A uni, casino and low-rise housing: The Docklands that might have been
Previously unseen cabinet papers have revealed secret warnings given to the Victorian government about what is now one of the city’s most maligned suburbs.
In the final years of the ailing John Cain and Joan Kirner governments, a very different vision for Docklands was taking shape.
There was to be no stadium, but there would be a university. There would be few towering high-rise apartment buildings, and instead a focus on medium-density housing.
Docklands in September 1990. Credit: Jason Childs
The government’s vision for the waterfront – then a wasteland of empty warehouses, rotting wharves and sheds that hosted underground raves – was slated to include at least 10 per cent public housing and a technology hub.

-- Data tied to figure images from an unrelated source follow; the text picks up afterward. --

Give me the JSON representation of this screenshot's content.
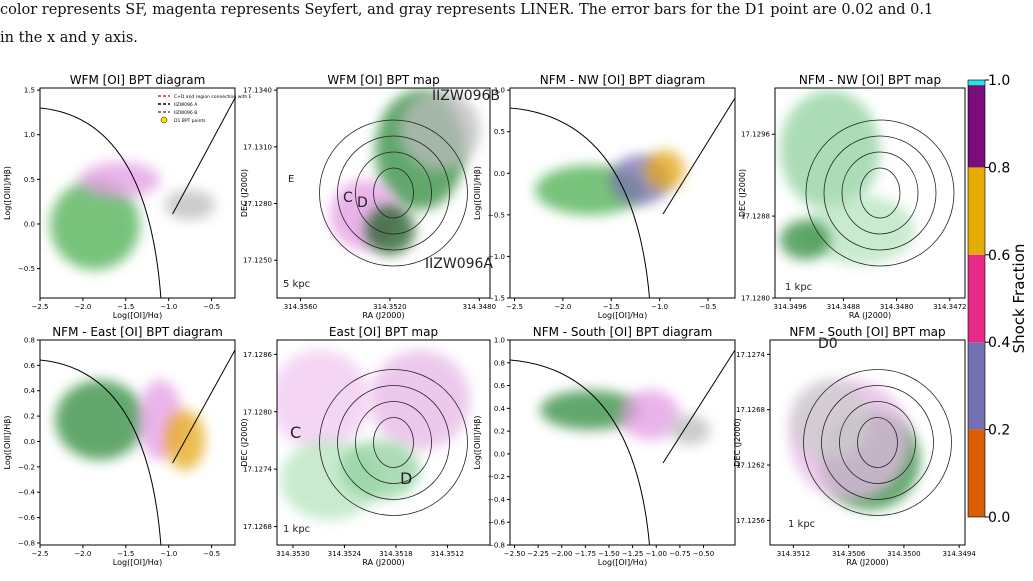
{
  "caption": [
    "color represents SF, magenta represents Seyfert, and gray represents LINER. The error bars for the D1 point are 0.02 and 0.1",
    "in the x and y axis."
  ],
  "panels": [
    {
      "title": "WFM [OI] BPT diagram",
      "xlabel": "Log([OI]/Hα)",
      "ylabel": "Log([OIII]/Hβ)",
      "xticks": [
        "−2.5",
        "−2.0",
        "−1.5",
        "−1.0",
        "−0.5"
      ],
      "yticks": [
        "1.5",
        "1.0",
        "0.5",
        "0.0",
        "−0.5"
      ],
      "legend": [
        "C+D and region connecting with E",
        "IIZW096 A",
        "IIZW096 B",
        "D1 BPT points"
      ]
    },
    {
      "title": "WFM [OI] BPT map",
      "xlabel": "RA (J2000)",
      "ylabel": "DEC (J2000)",
      "xticks": [
        "314.3560",
        "314.3520",
        "314.3480"
      ],
      "yticks": [
        "17.1340",
        "17.1310",
        "17.1280",
        "17.1250"
      ],
      "annotations": [
        "IIZW096B",
        "IIZW096A",
        "C",
        "D",
        "E",
        "5 kpc"
      ]
    },
    {
      "title": "NFM - NW [OI] BPT diagram",
      "xlabel": "Log([OI]/Hα)",
      "ylabel": "Log([OIII]/Hβ)",
      "xticks": [
        "−2.5",
        "−2.0",
        "−1.5",
        "−1.0",
        "−0.5"
      ],
      "yticks": [
        "1.0",
        "0.5",
        "0.0",
        "−0.5",
        "−1.0",
        "−1.5"
      ]
    },
    {
      "title": "NFM - NW [OI] BPT map",
      "xlabel": "RA (J2000)",
      "ylabel": "DEC (J2000)",
      "xticks": [
        "314.3496",
        "314.3488",
        "314.3480",
        "314.3472"
      ],
      "yticks": [
        "17.1296",
        "17.1288",
        "17.1280"
      ],
      "annotations": [
        "1 kpc"
      ]
    },
    {
      "title": "NFM - East [OI] BPT diagram",
      "xlabel": "Log([OI]/Hα)",
      "ylabel": "Log([OIII]/Hβ)",
      "xticks": [
        "−2.5",
        "−2.0",
        "−1.5",
        "−1.0",
        "−0.5"
      ],
      "yticks": [
        "0.8",
        "0.6",
        "0.4",
        "0.2",
        "0.0",
        "−0.2",
        "−0.4",
        "−0.6",
        "−0.8"
      ]
    },
    {
      "title": "East [OI] BPT map",
      "xlabel": "RA (J2000)",
      "ylabel": "DEC (J2000)",
      "xticks": [
        "314.3530",
        "314.3524",
        "314.3518",
        "314.3512"
      ],
      "yticks": [
        "17.1286",
        "17.1280",
        "17.1274",
        "17.1268"
      ],
      "annotations": [
        "1 kpc",
        "C",
        "D"
      ]
    },
    {
      "title": "NFM - South [OI] BPT diagram",
      "xlabel": "Log([OI]/Hα)",
      "ylabel": "Log([OIII]/Hβ)",
      "xticks": [
        "−2.50",
        "−2.25",
        "−2.00",
        "−1.75",
        "−1.50",
        "−1.25",
        "−1.00",
        "−0.75",
        "−0.50"
      ],
      "yticks": [
        "1.0",
        "0.8",
        "0.6",
        "0.4",
        "0.2",
        "0.0",
        "−0.2",
        "−0.4",
        "−0.6",
        "−0.8"
      ]
    },
    {
      "title": "NFM - South [OI] BPT map",
      "xlabel": "RA (J2000)",
      "ylabel": "DEC (J2000)",
      "xticks": [
        "314.3512",
        "314.3506",
        "314.3500",
        "314.3494"
      ],
      "yticks": [
        "17.1274",
        "17.1268",
        "17.1262",
        "17.1256"
      ],
      "annotations": [
        "1 kpc",
        "D0"
      ]
    }
  ],
  "colorbar": {
    "label": "Shock Fraction",
    "ticks": [
      "0.0",
      "0.2",
      "0.4",
      "0.6",
      "0.8",
      "1.0"
    ]
  }
}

The plan featured ideas for an open casino “set in parkland”, a native wetland at the mouth of Moonee Ponds Creek and public squares forming “links in a chain of open space”.
However, secret state cabinet papers from 1990 to 1992 – released for the first time on Thursday and reviewed by The Age – reveal a project already mired in controversy, long before Docklands became the most maligned suburb of Melbourne.

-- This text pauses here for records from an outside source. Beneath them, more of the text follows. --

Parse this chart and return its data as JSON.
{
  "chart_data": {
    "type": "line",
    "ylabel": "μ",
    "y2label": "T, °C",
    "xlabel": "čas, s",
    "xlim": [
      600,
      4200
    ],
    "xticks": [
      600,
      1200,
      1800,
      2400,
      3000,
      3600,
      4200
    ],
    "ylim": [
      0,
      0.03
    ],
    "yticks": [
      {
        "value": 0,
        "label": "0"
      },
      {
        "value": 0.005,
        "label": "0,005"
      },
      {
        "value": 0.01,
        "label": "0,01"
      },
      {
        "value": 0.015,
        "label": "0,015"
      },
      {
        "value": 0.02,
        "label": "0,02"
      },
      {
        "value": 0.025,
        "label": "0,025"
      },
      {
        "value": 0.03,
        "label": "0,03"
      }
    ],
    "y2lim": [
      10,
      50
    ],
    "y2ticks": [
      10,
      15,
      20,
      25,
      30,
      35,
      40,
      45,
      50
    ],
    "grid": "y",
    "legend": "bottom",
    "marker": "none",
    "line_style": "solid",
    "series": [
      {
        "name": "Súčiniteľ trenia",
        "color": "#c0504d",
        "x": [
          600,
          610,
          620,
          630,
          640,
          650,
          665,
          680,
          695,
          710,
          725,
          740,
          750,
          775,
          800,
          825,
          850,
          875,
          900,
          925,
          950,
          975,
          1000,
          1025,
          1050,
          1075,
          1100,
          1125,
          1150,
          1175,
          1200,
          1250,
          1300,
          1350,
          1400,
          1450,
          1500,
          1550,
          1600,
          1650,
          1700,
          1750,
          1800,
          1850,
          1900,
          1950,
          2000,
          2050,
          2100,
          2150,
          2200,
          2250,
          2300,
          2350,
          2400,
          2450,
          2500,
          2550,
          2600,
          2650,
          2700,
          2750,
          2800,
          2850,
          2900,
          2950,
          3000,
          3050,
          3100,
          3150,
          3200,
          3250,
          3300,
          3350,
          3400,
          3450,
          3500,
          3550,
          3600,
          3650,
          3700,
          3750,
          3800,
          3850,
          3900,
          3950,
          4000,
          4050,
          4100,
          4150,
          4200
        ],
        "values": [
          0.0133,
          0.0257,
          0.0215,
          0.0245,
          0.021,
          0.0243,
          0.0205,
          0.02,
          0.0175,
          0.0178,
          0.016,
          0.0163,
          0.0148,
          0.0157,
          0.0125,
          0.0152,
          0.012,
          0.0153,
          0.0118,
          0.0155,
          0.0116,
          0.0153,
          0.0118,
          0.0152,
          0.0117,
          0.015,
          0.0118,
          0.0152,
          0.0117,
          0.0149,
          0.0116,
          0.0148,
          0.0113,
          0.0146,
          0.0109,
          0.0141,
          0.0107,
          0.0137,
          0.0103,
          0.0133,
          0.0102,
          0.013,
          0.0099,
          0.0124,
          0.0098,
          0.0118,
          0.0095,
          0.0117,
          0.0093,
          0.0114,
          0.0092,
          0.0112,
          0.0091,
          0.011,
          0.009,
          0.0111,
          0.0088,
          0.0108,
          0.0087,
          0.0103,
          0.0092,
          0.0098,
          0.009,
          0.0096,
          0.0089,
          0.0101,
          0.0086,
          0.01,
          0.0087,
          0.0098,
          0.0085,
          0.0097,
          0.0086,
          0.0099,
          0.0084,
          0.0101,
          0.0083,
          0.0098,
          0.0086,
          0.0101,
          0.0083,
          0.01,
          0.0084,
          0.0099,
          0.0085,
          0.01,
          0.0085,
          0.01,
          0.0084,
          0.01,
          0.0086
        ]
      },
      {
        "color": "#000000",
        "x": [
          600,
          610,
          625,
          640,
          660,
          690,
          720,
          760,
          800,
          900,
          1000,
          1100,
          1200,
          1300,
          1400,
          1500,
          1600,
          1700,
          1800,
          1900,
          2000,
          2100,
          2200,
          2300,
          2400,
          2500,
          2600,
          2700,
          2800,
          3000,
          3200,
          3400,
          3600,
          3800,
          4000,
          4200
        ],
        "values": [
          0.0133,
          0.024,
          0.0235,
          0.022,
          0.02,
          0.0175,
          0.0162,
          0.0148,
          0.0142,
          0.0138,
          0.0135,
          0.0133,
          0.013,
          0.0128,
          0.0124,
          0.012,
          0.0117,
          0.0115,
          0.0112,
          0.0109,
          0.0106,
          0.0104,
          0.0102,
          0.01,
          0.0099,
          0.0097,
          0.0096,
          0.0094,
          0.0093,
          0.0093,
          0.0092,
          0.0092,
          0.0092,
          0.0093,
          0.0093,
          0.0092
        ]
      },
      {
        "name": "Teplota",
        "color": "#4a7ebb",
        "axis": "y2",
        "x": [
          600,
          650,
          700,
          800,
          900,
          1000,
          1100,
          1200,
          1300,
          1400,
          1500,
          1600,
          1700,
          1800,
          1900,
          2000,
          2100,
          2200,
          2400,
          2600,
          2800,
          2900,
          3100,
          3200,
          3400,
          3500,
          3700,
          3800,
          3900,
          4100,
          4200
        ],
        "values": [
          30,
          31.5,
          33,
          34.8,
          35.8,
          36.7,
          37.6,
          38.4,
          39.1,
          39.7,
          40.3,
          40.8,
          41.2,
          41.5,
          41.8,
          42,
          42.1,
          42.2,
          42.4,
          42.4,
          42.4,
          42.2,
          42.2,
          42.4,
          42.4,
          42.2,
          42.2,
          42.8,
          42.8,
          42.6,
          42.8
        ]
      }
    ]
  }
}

Blistering rebukes from a top public servant describe the languishing Labor government’s moves to progress Docklands development legislation as “beyond comprehension” in the midst of a massive real estate slump and economic crisis.
The Olympic dream
In 1990, the government was planning to introduce legislation that would create the Docklands Authority to oversee the area’s renewal.

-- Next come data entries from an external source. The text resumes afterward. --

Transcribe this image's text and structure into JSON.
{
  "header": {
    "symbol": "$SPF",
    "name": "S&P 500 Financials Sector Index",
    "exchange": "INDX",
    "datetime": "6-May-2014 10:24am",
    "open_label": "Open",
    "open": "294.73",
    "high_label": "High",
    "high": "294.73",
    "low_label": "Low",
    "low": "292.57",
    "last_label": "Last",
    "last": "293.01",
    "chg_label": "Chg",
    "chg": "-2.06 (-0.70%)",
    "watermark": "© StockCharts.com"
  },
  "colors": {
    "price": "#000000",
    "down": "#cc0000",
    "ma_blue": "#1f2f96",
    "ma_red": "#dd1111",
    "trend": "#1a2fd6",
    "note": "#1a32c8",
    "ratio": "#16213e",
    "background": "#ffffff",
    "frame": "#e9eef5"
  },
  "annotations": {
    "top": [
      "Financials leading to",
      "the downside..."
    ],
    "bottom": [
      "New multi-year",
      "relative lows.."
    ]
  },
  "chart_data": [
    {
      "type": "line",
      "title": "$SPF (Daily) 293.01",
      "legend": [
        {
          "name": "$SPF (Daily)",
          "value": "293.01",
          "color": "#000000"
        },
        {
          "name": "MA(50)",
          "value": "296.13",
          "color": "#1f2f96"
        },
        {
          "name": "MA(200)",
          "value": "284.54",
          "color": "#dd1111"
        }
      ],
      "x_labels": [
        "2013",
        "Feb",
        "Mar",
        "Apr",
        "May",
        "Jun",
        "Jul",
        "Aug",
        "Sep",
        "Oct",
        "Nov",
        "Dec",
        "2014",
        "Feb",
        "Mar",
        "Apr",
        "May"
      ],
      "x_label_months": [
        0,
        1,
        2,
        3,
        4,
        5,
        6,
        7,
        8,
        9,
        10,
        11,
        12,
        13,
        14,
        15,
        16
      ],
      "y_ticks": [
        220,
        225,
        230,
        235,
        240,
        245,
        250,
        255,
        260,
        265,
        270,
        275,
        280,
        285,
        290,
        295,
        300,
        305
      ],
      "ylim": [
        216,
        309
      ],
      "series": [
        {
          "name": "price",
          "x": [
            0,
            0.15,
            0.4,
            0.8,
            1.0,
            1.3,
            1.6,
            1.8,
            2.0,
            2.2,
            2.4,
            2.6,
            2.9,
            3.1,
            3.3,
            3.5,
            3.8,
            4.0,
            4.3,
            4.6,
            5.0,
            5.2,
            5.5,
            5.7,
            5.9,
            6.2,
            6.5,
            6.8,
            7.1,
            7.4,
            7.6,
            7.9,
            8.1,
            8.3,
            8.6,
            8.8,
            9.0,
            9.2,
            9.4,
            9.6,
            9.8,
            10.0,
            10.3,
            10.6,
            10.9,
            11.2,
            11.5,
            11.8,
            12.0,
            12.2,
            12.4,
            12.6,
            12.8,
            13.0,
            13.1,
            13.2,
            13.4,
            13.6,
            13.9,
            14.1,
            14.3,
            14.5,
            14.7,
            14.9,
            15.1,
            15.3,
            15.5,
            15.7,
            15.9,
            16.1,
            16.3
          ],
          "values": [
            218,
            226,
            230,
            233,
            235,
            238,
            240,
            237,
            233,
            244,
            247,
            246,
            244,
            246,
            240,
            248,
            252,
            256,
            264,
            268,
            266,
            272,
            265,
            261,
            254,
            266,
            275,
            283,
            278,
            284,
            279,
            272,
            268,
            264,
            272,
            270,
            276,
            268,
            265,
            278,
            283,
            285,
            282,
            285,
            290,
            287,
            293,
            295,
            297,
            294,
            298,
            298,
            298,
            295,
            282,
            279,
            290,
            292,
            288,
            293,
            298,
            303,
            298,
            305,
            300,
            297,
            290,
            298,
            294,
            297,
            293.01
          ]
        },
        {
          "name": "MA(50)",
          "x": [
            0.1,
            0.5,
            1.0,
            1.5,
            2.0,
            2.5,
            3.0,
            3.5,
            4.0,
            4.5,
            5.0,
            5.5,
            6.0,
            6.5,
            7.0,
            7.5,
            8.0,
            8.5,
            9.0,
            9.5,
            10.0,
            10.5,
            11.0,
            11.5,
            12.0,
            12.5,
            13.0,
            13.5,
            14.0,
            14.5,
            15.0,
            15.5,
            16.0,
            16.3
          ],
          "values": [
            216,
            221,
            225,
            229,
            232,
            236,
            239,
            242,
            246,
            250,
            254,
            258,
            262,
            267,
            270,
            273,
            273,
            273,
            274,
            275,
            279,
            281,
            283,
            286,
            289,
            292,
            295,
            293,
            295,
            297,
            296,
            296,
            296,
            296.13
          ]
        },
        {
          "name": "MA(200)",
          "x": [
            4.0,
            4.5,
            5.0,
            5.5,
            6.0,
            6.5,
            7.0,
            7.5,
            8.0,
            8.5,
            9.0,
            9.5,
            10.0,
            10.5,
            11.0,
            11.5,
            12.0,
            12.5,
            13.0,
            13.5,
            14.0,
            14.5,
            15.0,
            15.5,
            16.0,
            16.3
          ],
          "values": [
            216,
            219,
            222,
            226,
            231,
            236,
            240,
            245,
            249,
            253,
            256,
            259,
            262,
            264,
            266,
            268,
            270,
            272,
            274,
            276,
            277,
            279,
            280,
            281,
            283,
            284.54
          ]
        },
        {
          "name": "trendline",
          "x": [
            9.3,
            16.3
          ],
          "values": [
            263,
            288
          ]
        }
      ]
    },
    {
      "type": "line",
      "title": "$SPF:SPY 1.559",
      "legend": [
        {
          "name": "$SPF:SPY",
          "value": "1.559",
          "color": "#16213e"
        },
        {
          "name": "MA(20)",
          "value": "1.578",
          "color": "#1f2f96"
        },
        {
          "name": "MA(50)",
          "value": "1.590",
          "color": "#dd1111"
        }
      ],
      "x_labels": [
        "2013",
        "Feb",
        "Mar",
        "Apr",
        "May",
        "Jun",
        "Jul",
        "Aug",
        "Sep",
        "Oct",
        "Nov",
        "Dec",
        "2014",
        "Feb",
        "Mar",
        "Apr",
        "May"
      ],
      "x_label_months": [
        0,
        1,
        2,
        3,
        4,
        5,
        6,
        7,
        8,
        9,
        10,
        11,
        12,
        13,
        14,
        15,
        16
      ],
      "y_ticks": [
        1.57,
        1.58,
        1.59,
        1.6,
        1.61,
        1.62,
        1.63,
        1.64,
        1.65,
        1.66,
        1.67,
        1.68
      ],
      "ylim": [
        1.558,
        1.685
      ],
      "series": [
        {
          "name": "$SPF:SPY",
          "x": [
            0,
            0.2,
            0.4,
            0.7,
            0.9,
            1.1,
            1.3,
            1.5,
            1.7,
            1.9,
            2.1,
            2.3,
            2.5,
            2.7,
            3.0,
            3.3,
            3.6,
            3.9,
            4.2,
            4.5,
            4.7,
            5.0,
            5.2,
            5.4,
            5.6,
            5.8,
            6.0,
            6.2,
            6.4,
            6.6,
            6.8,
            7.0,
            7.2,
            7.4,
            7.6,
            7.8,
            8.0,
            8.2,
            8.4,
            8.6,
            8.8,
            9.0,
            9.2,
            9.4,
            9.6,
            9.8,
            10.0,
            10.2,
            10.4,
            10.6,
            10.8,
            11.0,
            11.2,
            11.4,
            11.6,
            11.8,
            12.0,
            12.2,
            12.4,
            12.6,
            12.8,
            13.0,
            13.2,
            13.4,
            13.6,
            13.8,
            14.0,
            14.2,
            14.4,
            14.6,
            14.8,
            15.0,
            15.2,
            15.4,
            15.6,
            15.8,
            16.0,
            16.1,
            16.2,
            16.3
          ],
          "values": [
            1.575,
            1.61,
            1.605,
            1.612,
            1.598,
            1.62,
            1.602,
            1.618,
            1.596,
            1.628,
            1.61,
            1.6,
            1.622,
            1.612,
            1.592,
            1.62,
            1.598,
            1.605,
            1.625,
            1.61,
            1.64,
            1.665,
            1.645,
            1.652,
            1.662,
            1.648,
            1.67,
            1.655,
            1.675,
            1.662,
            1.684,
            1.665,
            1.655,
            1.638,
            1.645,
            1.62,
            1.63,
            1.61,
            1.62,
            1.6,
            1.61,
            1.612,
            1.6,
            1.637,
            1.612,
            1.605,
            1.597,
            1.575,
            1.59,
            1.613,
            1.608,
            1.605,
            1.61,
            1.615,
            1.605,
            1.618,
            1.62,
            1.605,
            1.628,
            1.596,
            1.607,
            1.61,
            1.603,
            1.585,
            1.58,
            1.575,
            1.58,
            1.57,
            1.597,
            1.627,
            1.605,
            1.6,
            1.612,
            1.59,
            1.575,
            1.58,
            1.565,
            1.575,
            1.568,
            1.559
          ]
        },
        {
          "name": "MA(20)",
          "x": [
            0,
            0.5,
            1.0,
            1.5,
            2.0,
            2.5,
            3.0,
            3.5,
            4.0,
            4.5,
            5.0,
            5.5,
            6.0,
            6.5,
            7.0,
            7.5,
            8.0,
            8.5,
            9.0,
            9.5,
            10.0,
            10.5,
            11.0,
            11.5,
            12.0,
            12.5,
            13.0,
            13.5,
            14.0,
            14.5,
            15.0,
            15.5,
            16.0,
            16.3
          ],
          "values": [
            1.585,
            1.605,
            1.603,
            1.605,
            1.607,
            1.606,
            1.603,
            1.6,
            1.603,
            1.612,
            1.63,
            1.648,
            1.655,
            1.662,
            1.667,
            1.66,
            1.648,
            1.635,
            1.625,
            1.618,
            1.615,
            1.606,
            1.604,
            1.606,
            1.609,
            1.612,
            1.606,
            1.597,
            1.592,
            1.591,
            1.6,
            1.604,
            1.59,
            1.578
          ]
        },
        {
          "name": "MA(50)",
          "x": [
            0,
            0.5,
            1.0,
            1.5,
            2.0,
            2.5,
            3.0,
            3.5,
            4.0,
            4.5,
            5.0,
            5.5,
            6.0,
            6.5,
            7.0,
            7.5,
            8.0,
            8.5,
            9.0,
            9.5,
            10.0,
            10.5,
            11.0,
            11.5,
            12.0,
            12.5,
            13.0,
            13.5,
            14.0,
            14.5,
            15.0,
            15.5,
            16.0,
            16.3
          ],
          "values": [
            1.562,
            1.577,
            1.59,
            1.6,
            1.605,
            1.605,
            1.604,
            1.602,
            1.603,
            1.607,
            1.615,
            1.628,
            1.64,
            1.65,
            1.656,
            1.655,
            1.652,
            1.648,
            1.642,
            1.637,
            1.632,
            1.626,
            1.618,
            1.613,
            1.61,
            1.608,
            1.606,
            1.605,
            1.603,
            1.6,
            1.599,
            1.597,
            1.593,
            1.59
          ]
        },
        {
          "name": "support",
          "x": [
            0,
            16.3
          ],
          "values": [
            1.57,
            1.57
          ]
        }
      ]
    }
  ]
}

Melbourne was bidding for the 1996 Olympics, and the reinvention was part of the city’s pitch; the site would host the athletes’ village.
But cabinet papers from August 1990 – one month before Melbourne lost the bid to Atlanta – show there was deep division within the government.
In a scathing internal briefing from August 3, 1990, the Department of the Premier and Cabinet warned that creating the authority was “irresponsible in the current economic climate” and would fuel unrealistic development expectations.
John Hartigan, of the department’s development branch, wrote: “The government is faced with competing priorities for capital funds for new initiatives, such as infrastructure in the 28 outer suburban growth areas, and will clearly be struggling to meet much publicised capital commitments such as a new museum and library.
“How one can justify raising expectations concerning a new massive property project like Docklands in the midst of possibly the largest real estate slump in recent history is beyond this department’s comprehension.”